A FIFA aumentou o preço máximo dos bilhetes para a final do Mundial para 10 990 dólares (9533 euros) na reabertura das vendas de quarta‑feira, marcada por falhas técnicas, após a definição das 48 equipas em prova
O preço máximo dos bilhetes fixou-se em 8680 dólares (7529 euros) quando a FIFA começou a vender entradas após o sorteio do torneio, em dezembro.
Desde então, os bilhetes de categoria 2 para a final aumentaram 1805 dólares (1566 euros), e os de categoria 3 subiram 1600 dólares (1388 euros).
Na noite de quarta-feira, havia bilhetes disponíveis para 17 dos 72 jogos da fase de grupos, sem qualquer encontro da fase a eliminar à venda.
Preços dos bilhetes disparam
A FIFA está a usar um sistema de preços dinâmicos para o torneio. Isto significa que o valor pago pelos clientes pode mudar durante o processo de venda de bilhetes, consoante a procura e a disponibilidade.
Membros democratas do Congresso dos EUA escreveram, numa carta de 10 de março, ao presidente da FIFA, Gianni Infantino, que o uso de preços dinâmicos para os bilhetes "vai tornar o Mundial de 2026 o mais financeiramente exclusivo e inacessível de sempre."
A Euroconsumers, uma organização europeia de defesa dos consumidores, e a Football Supporters Europe apresentaram no mês passado uma queixa formal à Comissão Europeia pelos custos crescentes dos bilhetes para o Mundial de 2026.
Ao final do dia, para o jogo de estreia dos Estados Unidos contra o Paraguai, só restavam bilhetes de 2735 dólares (2372 euros), os lugares mais caros.
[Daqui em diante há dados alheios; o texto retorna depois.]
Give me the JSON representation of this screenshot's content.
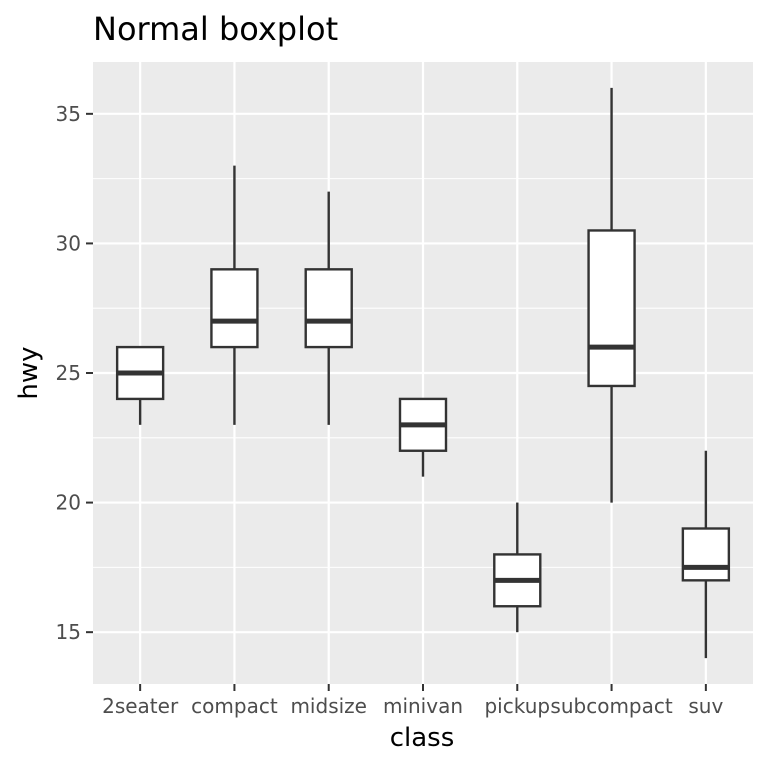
{
  "chart_data": {
    "type": "box",
    "title": "Normal boxplot",
    "xlabel": "class",
    "ylabel": "hwy",
    "ylim": [
      13,
      37
    ],
    "yticks": [
      15,
      20,
      25,
      30,
      35
    ],
    "grid": true,
    "colors": {
      "panel": "#ebebeb",
      "grid": "#ffffff",
      "box_fill": "#ffffff",
      "box_line": "#333333",
      "tick_text": "#4d4d4d",
      "title_text": "#000000"
    },
    "categories": [
      "2seater",
      "compact",
      "midsize",
      "minivan",
      "pickup",
      "subcompact",
      "suv"
    ],
    "boxes": [
      {
        "category": "2seater",
        "lower_whisker": 23,
        "q1": 24,
        "median": 25,
        "q3": 26,
        "upper_whisker": 26
      },
      {
        "category": "compact",
        "lower_whisker": 23,
        "q1": 26,
        "median": 27,
        "q3": 29,
        "upper_whisker": 33
      },
      {
        "category": "midsize",
        "lower_whisker": 23,
        "q1": 26,
        "median": 27,
        "q3": 29,
        "upper_whisker": 32
      },
      {
        "category": "minivan",
        "lower_whisker": 21,
        "q1": 22,
        "median": 23,
        "q3": 24,
        "upper_whisker": 24
      },
      {
        "category": "pickup",
        "lower_whisker": 15,
        "q1": 16,
        "median": 17,
        "q3": 18,
        "upper_whisker": 20
      },
      {
        "category": "subcompact",
        "lower_whisker": 20,
        "q1": 24.5,
        "median": 26,
        "q3": 30.5,
        "upper_whisker": 36
      },
      {
        "category": "suv",
        "lower_whisker": 14,
        "q1": 17,
        "median": 17.5,
        "q3": 19,
        "upper_whisker": 22
      }
    ]
  }
}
Não havia bilhetes listados para o jogo da seleção dos Estados Unidos em 19 de junho, contra a Austrália, nem para o encontro com a Turquia.
Também na noite de quarta-feira, para o jogo de abertura do torneio, entre o México e a Arábia Saudita, em 11 de junho, só havia lugares de 2985 dólares (2589 euros).
Este preço representava uma subida de 630 dólares (546 euros) face às vendas de dezembro.
E, para o primeiro jogo do Canadá, em 12 de junho, contra a Bósnia-Herzegovina, apenas havia bilhetes de 2240 dólares (1943 euros), mais 70 dólares (60,72 euros).
Foram vários os adeptos que partilharam no Twitter a frustração com os preços dos bilhetes e com o processo de compra.
Processo de compra com falhas
A FIFA não anunciou que jogos e que categorias de preço estavam disponíveis, deixando os potenciais compradores a procurar por si próprios num site de venda de bilhetes da FIFA que, muitas vezes, demorava horas a permitir o acesso.
Algumas pessoas que clicaram naquilo que a FIFA chamou de "last-minute sales phase" quando as vendas abriram às 11h00 (EDT) foram encaminhadas para uma fila denominada "PMA late qualifier supporters sales phase", destinada a um segmento de adeptos das seis seleções que garantiram vaga na terça-feira.
A FIFA não apresentou uma explicação para o desvio de ligações, mas disse, por volta do meio-dia, que as hiperligações já funcionavam corretamente e afirmou ainda que nem todos os bilhetes restantes para os 104 jogos em disputa estavam a ser colocados à venda e que seriam libertados mais bilhetes de forma faseada.
Esta foi a quinta fase de venda de bilhetes. A FIFA indicou que esta fase, que permanecerá aberta durante todo o torneio, marca a primeira vez em que é possível comprar um lugar específico, em vez de apenas pedir um bilhete numa determinada categoria.
Infantino afirmou, em janeiro, que o número de pedidos de bilhetes que a FIFA tinha recebido equivalia a "pedidos para 1000 anos de Mundiais de uma só vez."
Não é claro se muitos desses pedidos eram para lugares nas categorias de menor preço.
Revenda de bilhetes do Mundial
Bósnia-Herzegovina, Congo, República Checa, Iraque, Suécia e Turquia completaram a lista de seleções presentes no Mundial.
Os adeptos das seleções eliminadas na terça-feira, entre as quais Itália, Polónia, Dinamarca, Jamaica e Bolívia, podiam tentar revender os bilhetes que já tinham comprado.
A FIFA tem também o seu próprio mercado de revenda, cobrando 15% tanto ao comprador como ao vendedor.
Infantino defendeu a percentagem cobrada pela FIFA nas revendas, afirmando que o organismo está envolvido numa atividade comercial legal ao abrigo da lei norte-americana.
Alguns países europeus têm leis que podem restringir a revenda, ao exigir que os bilhetes sejam vendidos pelo valor nominal ou apenas por parceiros autorizados dos organizadores do evento.